If it looks like a tax and walks like a tax…

This Government is proposing a significant tax on Mum and Dad landlords despite promising prior to the election that they would impose no new taxes, National’s Shadow Treasurer Andrew Bayly says.

“According to advice from Treasury, IRD, and the Ministry of Housing and Urban Development dated February 2021, the removal of interest deductibility means a landlord with a $700,000 mortgage would face a tax increase of approximately $9,240 a year.

“The Government says it is attempting to target people who own many properties, but has no answer for the many New Zealanders who invested in one rental property for their retirement and will also be affected if they have a mortgage on that property. For many, the additional tax will make their investment uneconomical and they will be left with little choice but to sell up.

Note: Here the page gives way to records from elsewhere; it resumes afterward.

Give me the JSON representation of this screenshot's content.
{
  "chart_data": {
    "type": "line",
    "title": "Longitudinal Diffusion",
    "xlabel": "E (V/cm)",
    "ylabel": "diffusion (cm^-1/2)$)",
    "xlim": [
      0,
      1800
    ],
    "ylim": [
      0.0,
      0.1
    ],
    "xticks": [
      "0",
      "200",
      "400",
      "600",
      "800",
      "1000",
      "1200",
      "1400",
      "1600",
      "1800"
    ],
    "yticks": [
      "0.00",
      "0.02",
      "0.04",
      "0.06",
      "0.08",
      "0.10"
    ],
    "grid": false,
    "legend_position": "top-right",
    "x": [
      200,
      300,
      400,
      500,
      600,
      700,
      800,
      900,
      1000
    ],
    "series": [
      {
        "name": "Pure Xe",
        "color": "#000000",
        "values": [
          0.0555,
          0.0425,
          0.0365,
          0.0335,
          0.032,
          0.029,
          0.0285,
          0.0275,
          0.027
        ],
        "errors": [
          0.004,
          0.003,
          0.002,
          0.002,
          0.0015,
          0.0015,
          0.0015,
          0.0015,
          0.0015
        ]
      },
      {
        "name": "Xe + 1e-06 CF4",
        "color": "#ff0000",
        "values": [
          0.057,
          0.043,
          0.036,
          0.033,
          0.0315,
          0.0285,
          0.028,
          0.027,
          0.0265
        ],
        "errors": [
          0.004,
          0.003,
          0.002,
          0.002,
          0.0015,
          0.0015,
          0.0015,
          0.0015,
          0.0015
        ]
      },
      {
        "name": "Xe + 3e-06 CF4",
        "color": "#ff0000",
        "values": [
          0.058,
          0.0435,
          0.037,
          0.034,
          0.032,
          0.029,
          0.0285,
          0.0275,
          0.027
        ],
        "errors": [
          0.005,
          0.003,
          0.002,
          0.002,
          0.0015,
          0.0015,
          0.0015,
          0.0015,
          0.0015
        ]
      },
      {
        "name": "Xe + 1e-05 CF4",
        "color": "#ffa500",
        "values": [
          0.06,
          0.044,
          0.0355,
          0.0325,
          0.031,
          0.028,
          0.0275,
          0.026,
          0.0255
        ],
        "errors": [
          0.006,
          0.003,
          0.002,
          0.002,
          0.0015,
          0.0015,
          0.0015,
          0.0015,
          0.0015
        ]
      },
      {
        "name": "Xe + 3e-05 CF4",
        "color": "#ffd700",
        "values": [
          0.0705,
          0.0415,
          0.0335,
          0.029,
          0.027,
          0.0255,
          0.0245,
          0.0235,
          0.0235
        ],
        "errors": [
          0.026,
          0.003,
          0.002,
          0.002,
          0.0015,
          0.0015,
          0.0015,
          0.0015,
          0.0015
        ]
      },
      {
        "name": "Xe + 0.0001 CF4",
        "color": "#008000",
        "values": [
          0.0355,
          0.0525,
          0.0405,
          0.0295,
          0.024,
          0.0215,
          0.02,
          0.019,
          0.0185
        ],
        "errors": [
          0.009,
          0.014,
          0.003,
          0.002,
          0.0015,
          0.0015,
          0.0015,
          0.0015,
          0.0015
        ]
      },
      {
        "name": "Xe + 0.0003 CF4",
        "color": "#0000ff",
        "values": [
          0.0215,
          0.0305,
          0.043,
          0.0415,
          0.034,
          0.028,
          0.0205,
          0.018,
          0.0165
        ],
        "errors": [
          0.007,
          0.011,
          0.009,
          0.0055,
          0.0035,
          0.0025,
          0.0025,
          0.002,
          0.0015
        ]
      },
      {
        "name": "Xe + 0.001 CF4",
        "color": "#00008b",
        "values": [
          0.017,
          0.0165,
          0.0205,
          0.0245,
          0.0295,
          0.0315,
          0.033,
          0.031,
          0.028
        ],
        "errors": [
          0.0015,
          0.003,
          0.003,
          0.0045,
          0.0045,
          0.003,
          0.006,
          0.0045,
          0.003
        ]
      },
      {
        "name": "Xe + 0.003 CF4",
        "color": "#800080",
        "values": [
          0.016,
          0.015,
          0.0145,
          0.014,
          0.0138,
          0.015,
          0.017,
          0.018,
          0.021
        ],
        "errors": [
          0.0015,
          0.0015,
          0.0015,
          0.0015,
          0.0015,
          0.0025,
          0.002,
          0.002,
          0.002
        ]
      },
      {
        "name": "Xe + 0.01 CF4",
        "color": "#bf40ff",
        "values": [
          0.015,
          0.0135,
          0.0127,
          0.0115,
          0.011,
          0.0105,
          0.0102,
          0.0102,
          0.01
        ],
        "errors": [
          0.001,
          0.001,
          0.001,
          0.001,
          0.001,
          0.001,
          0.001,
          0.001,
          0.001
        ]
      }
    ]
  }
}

“Revenue Minister David Parker said that the goal of the policy is not to get people to sell their properties. He is going to be very disappointed when he realises that is exactly what many will need to do. Or perhaps he won’t be.

“This is a blatant tax grab from a party who promised not to increase taxes, being disguised as closing a ‘loophole’.

“The Government’s consultation document reveals that the actual implications of the policy are going to be so complex that many people who currently own a rental will need to hire a tax accountant in order to be able to correctly complete their tax returns.

“This is another example of this Government wanting to impose their ideology of limiting property ownership, controlling our consumer decision-making, and even restricting our speech. Hardworking New Zealanders deserve better than this.”